On mention of DAT and MD, those were two formats I would have loved to get into, if they weren’t so compromised due to RIAA shenanigans or too pricey. Such is life I suppose.

Yeah I’d say overall, I haven’t touched SPDIF in a long while myself. My current TV uses an eARC over HDMI soundbar setup and my PC connects using good old fashioned 3.5mm audio jacks.

1 comments

One neat thing about specifications like toslink is how flexible they are -- or perhaps, how arbitrary they are.

At the core, both coaxial and toslink were just transport mediums for the same SPDIF bitstream. One used copper, and the other used bendy plastic fiber optics.

And yeah: Toslink was more-limited on bandwidth, by specification.

And one would think that this would be because the optics are not so good (they're definitely not so great), or something.

But then: Alesis showed up with ADAT, and ADAT's Lightpipe could send 8 channels of 24-bit 48KHz audio over one bog-standard Toslink.

They used different encoding, of course.
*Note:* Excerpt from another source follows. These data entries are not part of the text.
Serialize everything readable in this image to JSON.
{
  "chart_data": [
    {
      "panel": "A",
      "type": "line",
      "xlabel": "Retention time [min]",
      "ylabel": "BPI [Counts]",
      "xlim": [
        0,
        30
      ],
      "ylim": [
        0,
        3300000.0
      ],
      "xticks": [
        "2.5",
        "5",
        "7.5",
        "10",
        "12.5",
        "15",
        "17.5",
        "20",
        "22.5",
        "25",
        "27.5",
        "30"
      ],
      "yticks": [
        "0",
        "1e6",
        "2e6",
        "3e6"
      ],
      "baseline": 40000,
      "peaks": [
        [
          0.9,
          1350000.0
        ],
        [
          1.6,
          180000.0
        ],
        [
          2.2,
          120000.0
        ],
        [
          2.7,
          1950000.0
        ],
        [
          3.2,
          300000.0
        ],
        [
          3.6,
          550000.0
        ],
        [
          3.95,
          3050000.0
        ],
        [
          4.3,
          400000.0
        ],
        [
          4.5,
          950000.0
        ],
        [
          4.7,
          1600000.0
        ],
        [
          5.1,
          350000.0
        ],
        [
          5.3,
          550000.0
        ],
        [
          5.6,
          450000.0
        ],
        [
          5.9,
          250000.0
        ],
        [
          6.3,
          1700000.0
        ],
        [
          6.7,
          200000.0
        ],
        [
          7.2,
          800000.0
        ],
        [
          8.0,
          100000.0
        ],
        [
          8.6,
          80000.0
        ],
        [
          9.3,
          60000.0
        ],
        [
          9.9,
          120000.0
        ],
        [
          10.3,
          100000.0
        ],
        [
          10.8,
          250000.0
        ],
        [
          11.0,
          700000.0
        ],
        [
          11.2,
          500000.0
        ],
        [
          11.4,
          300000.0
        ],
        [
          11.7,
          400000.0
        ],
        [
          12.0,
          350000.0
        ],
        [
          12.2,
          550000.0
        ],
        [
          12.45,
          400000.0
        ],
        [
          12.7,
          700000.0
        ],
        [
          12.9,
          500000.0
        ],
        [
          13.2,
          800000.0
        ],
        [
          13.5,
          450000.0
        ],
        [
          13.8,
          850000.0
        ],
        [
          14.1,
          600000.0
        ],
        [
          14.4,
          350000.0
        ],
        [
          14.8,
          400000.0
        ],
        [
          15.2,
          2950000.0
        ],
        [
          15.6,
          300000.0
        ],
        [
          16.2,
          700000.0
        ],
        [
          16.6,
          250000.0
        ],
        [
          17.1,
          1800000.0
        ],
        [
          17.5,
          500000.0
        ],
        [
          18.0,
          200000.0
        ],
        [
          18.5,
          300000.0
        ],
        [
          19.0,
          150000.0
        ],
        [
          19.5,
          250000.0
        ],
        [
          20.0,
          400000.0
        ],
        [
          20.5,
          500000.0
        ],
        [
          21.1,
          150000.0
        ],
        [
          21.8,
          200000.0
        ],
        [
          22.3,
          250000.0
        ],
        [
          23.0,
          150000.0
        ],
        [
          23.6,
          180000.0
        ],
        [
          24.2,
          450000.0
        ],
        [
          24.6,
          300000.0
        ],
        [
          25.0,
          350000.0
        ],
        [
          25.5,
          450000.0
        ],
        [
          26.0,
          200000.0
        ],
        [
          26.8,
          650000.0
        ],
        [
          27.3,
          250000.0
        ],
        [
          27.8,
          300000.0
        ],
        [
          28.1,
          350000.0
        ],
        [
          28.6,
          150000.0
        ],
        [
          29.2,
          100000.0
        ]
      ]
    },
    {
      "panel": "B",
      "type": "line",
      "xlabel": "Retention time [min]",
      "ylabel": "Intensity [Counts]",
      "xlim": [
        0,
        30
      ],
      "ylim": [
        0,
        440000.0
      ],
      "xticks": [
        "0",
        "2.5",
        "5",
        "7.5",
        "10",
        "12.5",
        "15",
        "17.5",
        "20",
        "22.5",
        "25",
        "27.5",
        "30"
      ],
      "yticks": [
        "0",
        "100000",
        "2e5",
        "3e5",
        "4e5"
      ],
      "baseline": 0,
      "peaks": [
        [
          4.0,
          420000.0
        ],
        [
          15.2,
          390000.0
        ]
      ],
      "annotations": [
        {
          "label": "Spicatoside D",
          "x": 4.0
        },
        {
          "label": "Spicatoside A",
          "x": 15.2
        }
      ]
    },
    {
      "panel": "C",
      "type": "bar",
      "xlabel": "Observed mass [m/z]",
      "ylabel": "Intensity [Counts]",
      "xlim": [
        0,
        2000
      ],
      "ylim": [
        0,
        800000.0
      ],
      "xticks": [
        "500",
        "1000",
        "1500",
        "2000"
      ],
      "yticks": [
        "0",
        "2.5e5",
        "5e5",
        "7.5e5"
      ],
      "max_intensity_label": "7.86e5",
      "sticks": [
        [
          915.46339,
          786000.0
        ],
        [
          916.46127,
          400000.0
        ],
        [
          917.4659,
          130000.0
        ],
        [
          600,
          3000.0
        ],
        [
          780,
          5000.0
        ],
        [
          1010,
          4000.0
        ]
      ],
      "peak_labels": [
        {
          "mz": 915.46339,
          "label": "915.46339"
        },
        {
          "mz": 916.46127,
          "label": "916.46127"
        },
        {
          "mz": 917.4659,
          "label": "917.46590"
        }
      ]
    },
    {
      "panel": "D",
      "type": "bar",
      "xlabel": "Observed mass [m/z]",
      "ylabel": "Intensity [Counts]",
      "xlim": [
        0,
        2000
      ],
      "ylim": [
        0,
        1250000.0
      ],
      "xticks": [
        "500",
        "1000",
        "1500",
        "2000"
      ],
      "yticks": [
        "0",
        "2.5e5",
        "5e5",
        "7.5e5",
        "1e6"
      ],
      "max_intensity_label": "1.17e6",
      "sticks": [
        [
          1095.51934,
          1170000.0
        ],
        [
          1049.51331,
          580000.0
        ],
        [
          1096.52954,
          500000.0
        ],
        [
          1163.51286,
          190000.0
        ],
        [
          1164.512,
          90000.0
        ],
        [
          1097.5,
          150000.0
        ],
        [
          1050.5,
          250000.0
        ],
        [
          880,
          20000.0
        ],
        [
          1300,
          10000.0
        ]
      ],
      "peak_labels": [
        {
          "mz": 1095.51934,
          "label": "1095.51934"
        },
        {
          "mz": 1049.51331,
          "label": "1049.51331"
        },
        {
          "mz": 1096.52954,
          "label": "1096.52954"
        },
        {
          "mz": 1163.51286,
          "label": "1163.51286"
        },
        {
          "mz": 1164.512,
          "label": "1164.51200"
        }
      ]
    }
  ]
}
Even at a very low level, rather than detecting a rising edge 1 and a falling edge as 0, it detected any edge as 1 and a lack of an edge as 0. This did let them pack a lot more bits in.

But in doing that (and whatever else they did), they multiplied the functional bandwidth of a lowly Toslink cable by a factor of about 6 -- using the same optical components at each end that Toshiba sold, and the same Toslink cable from the big box store.

I think we've beaten sound cards and SPDIF to death here. :)

It's been fun. Perhaps we can do this again some day.

Thanks again for the entertaining back and forth. Hope to see you again around these parts soon.